Hz. Peygamberin Hacerü’l-Esved’i öpme hususundaki “Onu öpmek sünnet ise de insanları itip kakmak haramdır” şeklindeki uyarısı pek de dikkate alınmamakta, tavaftaki düzensizlik, metâf adabını ihlal, sadece kargaşaya değil aynı zamanda birçok haramın irtikabına da sebep olmaktadır. Aşırı kalabalığın sebep olduğu izdiham, bedenlerin temasında birçok günahı beraberinde getirmektedir. Unutulmamalıdır ki başka yerde haram olan Kabe’de helal olmaz, tam aksine daha büyük bir cinayet sayılır. Harem-i Şerîf’in asayiş ve düzenini sağlamakla görevli kimselerin bu çirkin görüntüye engel olmaları tavaf saatleri getirecekleri bir düzenleme ile kolayca çözülür.
“Bu tavafı falanca için yaptım” şeklindeki paylaşımlar da şova dönüşmektedir. Kutsal topraklara ibadet için gel(e)meyen kimse adına Hac, umre veya tavaf yapılması o kimse tarafından vekil tayin edilmesi ile ancak mümkün olur. Bunun dışında herkes ibadetini kendi yapar ve dilerse hâsıl olacak sevabı birilerine hediye edebilir. Hele “ben tavafı yaptım, sen 2 rekât namaz kıl” gibi bir uygulama yoktur. Tavaftan sonra kılınacak 2 rekât “Tavaf Namazı” vaciptir ve bu normal namazı bitirirken verdiğimiz selam gibidir. Dolayısıyla böyle bir davranış namazı Ankara’da kılanın selam verme işini İstanbul’daki arkadaşına bırakmasına benzer.

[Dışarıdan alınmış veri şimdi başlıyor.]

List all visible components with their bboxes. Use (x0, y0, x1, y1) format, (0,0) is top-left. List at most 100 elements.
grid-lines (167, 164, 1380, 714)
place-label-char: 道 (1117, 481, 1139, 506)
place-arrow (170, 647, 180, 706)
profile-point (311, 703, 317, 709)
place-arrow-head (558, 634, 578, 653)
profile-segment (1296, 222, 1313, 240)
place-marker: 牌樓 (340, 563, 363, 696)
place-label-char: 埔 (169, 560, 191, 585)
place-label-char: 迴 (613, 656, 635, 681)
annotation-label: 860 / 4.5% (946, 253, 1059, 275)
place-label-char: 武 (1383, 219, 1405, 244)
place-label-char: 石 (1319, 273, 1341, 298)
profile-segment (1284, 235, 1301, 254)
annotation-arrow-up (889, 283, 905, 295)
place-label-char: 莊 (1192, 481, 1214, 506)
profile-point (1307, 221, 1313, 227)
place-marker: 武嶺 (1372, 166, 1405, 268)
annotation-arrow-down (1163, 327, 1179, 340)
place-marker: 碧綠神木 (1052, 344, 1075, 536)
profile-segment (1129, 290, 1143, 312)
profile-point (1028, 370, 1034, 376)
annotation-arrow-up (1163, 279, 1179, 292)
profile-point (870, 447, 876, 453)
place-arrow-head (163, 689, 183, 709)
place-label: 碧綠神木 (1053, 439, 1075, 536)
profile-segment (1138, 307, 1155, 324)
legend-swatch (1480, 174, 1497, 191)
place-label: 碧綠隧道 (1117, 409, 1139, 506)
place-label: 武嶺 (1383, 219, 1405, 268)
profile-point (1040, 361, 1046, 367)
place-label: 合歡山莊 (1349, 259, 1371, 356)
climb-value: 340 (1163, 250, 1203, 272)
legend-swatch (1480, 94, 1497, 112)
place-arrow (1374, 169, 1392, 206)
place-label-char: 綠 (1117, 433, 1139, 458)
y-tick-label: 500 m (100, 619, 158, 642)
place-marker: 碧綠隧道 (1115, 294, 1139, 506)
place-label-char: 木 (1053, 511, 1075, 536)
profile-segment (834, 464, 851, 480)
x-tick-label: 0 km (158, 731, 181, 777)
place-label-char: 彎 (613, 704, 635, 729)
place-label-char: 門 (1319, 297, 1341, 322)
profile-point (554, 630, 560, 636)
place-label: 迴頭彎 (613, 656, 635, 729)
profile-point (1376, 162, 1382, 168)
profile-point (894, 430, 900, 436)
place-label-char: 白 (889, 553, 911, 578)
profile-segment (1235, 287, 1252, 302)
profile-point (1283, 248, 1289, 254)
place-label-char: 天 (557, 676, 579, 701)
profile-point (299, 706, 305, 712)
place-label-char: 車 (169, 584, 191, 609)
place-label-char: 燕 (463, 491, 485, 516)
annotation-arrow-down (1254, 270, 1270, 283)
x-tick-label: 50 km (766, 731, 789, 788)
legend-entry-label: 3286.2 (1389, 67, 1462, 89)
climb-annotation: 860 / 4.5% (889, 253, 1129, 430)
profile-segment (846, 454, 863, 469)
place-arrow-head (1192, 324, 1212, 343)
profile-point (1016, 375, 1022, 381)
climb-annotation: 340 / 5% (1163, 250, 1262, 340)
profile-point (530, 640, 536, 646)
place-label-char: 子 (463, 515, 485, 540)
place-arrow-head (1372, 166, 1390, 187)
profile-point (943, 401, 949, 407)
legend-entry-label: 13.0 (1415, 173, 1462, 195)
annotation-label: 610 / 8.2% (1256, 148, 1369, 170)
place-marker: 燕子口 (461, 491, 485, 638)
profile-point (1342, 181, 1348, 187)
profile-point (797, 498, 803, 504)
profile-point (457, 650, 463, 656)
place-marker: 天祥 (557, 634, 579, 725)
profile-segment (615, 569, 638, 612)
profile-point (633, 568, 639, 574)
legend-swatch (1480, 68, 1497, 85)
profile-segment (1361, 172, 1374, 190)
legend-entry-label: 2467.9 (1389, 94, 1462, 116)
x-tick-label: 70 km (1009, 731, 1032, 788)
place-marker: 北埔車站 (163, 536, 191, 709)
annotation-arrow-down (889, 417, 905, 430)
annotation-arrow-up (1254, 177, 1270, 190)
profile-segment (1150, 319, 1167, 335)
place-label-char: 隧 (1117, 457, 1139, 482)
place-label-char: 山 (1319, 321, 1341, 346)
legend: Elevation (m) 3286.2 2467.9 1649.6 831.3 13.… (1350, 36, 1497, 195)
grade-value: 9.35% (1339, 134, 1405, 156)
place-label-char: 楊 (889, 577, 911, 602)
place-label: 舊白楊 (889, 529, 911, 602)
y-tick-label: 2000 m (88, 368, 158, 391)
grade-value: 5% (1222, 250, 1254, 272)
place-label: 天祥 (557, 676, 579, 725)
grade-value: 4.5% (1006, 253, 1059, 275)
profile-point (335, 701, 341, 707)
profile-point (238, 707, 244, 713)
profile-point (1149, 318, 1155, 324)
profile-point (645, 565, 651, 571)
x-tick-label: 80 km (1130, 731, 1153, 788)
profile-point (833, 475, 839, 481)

İhramlı iken sigara içmekten çekinmeyen bir kimsenin, eline sürdüğü ıslak mendilden rahatsızlık duyup fetvasını sorması da tutarsızlık gösteren bir durumdur. Amel defterlerindeki günahların silindiği bir ortam hastanelerin yoğun bakım ünitesindeki hassasiyeti gerektirir. Dezenfektenin büyüklüğü mikrop kapmayı da o nispette kolay kılar. Dolayısıyla edebe mugayir tavır ve muhabbetlerden sakınmalı, ibadetlere karşı her zamankinden daha fazla hassasiyet göstermeli ve kimselerle kavga gürültü çıkarmamaya gayret etmelidir ki bunlar Allah’ın doğrudan emridir.
Kutsal topraklardaki ikinci önemli ziyaret yeri hiç kuşkusuz Medine-i Münevvere’de bulunan Hz. Peygamberin kabridir. Bu ziyaretlerde aşırı tedbirli olmak Hucurât suresinde sıkı sıkı tembih edilmekte ve amellerin boşa gideceği ikazı net bir şekilde dile getirilmektedir. Bütün ömrü Medine-i Münevvere’de geçen İmam Mâlik’in edebinden o topraklarda binek kullanmadığı hatta ayağına bir şey giymediği, İmam Ebû Hanîfe’nin Peygamberin huzuruna çıkmaktan çekindiği için Medine-i Münevvere’nin dışına bir çadır kurup günlerini orada geçirdiği nakledilmektedir. Günümüzde ise Efendimizi selamlama esnasında cep telefonlarının şovu her şeyi bastırmakta, kimse Peygamberimizin huzurunda olduğunu umursamamakta ve en güzel görüntü alabilme ve canlı yayın yapabilmenin derdine düşmektedir.
İşte bütün bu sakıncalı durumlar ibadetten beklenen faydanın elde edilmesine engel olmakta, birçok kimse gittiği gibi gelmekte ve hayatına kaldığı yerden devam etmektedir. Bu durum da “İnsan hacı olmaz gidip gelmekle Mekke’ye” özdeyişini akla getirmektedir. Beklenen faydanın sağlanması için ziyaret öncesi özenli bir eğitim sürecinden geçmekte yarar vardır.